Абсолютная уверенность в своей интуиции и готовность рисковать, готовность продавливать свое решение — то, что необходимо для военной касты. Ребята, которые рискуют по–настоящему, управляют рисками, играют в риски – это военные. Остальные – не военные. Если этого не понять, будет тот же крах, что у СССР и у советской армии.
База и элиты
Важнейшим вопросом для постиндустриальной боевой части оказывается вопрос базирования.
Допустим, ты сделал такую систему, где–то в подвальчике установил производственные мощности, посадил группу пацанчиков, которые грамотно синтезируют боевые процессы, организуют проектирование, выдают на гора боевую технику.
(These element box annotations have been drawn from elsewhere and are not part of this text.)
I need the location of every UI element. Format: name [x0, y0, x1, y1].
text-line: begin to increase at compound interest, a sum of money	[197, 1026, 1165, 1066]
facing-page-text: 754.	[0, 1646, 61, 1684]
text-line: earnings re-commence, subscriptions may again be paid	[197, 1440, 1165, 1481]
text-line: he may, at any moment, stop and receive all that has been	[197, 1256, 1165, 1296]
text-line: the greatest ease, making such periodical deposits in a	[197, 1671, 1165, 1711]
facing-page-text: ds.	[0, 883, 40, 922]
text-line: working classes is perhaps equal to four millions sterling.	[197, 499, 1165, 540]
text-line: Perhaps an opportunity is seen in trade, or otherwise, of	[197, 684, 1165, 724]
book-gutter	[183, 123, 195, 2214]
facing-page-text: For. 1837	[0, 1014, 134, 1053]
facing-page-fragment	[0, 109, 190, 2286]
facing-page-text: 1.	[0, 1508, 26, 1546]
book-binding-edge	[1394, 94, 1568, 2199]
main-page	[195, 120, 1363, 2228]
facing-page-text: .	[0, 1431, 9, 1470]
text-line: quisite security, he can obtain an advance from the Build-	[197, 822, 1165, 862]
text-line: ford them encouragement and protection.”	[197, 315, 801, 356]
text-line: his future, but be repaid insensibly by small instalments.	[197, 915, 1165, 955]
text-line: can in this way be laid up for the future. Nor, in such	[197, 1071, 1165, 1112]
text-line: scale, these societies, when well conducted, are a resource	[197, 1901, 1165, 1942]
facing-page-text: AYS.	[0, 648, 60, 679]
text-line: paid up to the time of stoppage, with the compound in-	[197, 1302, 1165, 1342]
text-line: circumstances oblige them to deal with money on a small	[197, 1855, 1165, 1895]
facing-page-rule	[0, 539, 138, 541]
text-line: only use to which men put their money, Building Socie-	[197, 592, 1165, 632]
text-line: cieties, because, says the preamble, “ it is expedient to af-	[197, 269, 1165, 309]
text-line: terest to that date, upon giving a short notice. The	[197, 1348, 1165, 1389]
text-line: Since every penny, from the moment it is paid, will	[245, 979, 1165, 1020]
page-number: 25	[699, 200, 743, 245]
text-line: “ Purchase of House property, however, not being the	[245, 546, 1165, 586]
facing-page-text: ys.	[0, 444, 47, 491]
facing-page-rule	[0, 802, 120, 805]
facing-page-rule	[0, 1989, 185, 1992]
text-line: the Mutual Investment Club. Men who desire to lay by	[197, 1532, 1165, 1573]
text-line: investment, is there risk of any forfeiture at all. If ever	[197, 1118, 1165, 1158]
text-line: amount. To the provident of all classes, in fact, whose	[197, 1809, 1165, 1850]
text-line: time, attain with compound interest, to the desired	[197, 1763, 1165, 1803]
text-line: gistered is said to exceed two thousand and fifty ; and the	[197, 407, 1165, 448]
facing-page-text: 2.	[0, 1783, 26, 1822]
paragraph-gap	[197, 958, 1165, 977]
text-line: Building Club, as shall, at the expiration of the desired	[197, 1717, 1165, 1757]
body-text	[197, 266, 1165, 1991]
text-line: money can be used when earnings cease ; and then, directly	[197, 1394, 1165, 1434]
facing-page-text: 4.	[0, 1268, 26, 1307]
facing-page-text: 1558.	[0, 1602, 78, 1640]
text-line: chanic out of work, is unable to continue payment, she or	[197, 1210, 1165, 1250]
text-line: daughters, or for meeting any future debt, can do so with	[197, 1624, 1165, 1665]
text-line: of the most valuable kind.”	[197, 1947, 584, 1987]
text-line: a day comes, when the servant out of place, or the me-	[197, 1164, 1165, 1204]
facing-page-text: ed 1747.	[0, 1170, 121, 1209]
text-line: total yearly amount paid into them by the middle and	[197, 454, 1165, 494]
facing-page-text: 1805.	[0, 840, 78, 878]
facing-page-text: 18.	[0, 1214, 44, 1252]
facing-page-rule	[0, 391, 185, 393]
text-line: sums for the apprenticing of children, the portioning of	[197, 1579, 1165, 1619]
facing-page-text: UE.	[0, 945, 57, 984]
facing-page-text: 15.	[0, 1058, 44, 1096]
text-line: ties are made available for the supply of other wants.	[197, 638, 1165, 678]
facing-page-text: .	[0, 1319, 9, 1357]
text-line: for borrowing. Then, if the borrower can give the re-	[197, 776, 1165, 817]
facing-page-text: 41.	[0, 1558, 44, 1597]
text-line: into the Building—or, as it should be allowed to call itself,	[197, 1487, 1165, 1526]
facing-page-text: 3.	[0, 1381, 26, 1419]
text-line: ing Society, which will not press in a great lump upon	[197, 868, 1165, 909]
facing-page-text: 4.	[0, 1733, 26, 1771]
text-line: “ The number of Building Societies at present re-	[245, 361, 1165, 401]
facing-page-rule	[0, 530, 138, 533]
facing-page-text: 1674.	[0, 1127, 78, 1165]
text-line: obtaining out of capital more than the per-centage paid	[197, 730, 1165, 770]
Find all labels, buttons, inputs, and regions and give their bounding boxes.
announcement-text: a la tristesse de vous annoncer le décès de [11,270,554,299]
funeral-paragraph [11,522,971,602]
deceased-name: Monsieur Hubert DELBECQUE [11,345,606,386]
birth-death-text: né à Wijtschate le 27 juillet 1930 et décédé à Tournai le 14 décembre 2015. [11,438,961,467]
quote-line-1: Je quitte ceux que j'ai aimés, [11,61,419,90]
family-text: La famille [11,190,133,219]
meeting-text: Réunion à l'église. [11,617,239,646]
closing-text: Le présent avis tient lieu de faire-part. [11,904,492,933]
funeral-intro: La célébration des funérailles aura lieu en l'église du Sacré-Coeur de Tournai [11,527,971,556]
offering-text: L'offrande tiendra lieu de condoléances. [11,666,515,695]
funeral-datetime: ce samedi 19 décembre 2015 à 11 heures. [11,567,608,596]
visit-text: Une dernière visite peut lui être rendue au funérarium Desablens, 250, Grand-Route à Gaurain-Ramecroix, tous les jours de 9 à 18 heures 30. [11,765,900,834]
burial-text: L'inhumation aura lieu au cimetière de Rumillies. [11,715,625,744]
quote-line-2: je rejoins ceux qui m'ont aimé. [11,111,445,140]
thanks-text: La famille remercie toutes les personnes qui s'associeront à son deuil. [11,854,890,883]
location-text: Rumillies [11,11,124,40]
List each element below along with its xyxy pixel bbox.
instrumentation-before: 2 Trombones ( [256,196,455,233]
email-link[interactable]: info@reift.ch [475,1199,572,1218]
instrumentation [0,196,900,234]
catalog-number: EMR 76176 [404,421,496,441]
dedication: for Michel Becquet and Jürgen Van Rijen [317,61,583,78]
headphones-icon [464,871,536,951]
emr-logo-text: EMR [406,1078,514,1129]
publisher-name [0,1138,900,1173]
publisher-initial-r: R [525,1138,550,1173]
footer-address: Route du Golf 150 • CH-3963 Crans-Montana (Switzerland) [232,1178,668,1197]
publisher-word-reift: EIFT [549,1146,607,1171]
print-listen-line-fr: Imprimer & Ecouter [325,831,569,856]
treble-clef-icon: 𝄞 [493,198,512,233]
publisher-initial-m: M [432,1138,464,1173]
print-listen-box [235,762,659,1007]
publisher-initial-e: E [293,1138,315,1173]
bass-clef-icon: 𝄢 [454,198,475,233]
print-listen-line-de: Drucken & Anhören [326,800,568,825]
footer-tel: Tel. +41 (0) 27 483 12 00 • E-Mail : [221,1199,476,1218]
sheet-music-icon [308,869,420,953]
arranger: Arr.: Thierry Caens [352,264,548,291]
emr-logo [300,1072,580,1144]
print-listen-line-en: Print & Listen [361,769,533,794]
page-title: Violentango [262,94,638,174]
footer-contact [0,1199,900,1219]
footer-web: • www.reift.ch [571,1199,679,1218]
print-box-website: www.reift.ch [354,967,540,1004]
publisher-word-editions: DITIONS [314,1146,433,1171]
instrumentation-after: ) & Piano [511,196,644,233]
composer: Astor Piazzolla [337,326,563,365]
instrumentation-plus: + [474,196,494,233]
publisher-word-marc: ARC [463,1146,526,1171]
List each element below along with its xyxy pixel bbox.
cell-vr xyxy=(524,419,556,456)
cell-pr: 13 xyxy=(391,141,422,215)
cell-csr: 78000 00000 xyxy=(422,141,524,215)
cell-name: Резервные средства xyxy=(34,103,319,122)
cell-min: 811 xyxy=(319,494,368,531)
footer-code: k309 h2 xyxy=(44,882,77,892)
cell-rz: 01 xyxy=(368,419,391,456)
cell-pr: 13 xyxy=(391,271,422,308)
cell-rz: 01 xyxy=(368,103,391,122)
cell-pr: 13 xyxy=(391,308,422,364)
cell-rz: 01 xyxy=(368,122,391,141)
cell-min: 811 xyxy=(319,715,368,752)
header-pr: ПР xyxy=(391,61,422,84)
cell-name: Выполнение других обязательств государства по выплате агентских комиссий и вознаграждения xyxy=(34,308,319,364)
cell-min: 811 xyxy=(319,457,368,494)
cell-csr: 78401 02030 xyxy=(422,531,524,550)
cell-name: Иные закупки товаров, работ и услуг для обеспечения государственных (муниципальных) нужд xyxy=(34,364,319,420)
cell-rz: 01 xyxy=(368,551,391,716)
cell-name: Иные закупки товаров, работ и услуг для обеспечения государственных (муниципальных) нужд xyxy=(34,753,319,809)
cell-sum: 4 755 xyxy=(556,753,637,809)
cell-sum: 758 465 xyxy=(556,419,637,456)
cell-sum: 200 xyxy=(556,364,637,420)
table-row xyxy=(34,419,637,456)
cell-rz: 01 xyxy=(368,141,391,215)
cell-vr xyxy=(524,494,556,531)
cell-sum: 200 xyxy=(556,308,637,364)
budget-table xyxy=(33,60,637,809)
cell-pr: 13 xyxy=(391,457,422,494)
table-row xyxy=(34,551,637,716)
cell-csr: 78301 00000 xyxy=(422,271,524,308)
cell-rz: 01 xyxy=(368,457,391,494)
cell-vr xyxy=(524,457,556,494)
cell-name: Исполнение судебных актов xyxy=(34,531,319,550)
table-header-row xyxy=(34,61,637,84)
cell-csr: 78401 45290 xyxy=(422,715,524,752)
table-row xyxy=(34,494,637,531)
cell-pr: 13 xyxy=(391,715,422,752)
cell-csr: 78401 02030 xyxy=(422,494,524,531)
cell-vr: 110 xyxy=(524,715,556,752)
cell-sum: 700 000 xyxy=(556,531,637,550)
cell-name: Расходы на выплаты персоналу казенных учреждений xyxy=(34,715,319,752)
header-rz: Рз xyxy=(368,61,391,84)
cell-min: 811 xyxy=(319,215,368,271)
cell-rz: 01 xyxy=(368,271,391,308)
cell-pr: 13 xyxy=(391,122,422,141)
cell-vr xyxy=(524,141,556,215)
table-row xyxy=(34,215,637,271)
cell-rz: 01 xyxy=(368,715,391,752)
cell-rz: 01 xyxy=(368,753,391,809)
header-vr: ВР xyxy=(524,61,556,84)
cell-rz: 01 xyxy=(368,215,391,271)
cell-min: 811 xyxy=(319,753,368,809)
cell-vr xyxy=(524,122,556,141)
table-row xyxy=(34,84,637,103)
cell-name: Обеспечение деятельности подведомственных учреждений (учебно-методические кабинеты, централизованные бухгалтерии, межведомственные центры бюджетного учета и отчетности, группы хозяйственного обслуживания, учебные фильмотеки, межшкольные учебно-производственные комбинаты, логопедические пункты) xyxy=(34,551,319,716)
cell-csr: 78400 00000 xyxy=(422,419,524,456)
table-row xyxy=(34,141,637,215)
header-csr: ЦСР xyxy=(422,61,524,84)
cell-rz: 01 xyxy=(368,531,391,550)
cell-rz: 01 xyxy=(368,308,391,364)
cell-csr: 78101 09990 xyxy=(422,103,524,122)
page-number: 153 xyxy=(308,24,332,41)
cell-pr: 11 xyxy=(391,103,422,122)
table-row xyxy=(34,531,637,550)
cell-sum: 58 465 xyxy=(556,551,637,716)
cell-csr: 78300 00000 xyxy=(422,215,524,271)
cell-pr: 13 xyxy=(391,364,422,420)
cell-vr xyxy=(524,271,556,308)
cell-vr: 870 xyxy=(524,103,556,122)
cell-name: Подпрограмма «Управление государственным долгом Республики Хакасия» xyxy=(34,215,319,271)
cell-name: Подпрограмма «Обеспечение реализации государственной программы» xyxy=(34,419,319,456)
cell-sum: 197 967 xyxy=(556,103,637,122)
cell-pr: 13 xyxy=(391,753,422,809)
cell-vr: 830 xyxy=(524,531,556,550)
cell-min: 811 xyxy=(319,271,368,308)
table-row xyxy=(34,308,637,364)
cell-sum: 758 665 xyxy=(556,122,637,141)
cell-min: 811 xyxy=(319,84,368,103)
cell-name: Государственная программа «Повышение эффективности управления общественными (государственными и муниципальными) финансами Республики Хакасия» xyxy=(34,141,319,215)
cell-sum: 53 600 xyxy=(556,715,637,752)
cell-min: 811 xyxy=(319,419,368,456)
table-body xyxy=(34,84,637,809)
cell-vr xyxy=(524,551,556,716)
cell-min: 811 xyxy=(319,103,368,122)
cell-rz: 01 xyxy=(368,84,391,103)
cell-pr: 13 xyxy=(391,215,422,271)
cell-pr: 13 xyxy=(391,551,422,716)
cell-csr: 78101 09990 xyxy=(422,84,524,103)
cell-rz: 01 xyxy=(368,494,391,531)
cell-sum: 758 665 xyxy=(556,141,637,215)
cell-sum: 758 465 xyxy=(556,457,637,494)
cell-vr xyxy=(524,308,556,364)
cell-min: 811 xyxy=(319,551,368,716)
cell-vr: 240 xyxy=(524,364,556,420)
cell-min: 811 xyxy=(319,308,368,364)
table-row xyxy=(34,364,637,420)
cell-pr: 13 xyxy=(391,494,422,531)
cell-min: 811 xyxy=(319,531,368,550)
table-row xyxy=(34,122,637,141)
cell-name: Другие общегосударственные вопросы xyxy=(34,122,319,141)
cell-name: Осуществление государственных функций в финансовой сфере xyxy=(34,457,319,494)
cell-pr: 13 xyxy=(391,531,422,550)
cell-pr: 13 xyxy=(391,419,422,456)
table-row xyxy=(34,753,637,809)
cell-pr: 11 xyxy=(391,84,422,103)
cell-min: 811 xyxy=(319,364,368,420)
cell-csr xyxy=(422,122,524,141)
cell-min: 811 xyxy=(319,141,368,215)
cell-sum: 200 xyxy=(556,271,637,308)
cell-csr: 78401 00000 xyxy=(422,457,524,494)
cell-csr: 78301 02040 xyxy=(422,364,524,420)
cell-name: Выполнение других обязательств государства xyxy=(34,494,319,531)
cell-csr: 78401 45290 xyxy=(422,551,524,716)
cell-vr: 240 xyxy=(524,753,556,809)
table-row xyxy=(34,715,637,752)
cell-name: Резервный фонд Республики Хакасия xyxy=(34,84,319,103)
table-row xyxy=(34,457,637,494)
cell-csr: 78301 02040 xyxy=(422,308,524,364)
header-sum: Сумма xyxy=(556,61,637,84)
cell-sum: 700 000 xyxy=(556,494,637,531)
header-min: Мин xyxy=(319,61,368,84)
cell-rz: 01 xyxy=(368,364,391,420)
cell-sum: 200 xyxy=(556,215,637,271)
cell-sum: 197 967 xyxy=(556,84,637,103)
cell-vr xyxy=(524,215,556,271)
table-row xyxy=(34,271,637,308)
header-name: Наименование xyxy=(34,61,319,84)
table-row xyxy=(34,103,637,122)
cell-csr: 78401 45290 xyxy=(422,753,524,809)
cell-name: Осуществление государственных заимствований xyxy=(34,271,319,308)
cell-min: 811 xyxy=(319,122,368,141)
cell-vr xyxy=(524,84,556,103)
Дальше ты начинаешь применять эту боевую технику. Вскоре тебя вычислили, пришел лесник — всех разогнал. Поскольку будут уже не шутки, лесник не будет разгонять, а просто всех покоцает.
Главный вопрос в данном случае — вопрос скрытности базирования, а это уже вопрос непростой. Решить вопрос скрытности можно, но нельзя его решить абсолютно. Поэтому встает вопрос обороны. Значит, выжить может только база, которая обладает критической массой, необходимой для самообороны, для выживания. Она, конечно, не так грандиозно и монстроподобна, как, скажем, авиабаза двадцатого века, но и маленькие террористические группы крайне уязвимы. Где–то посередине этого лежит некая устойчивая военная организация, устойчивая военная база.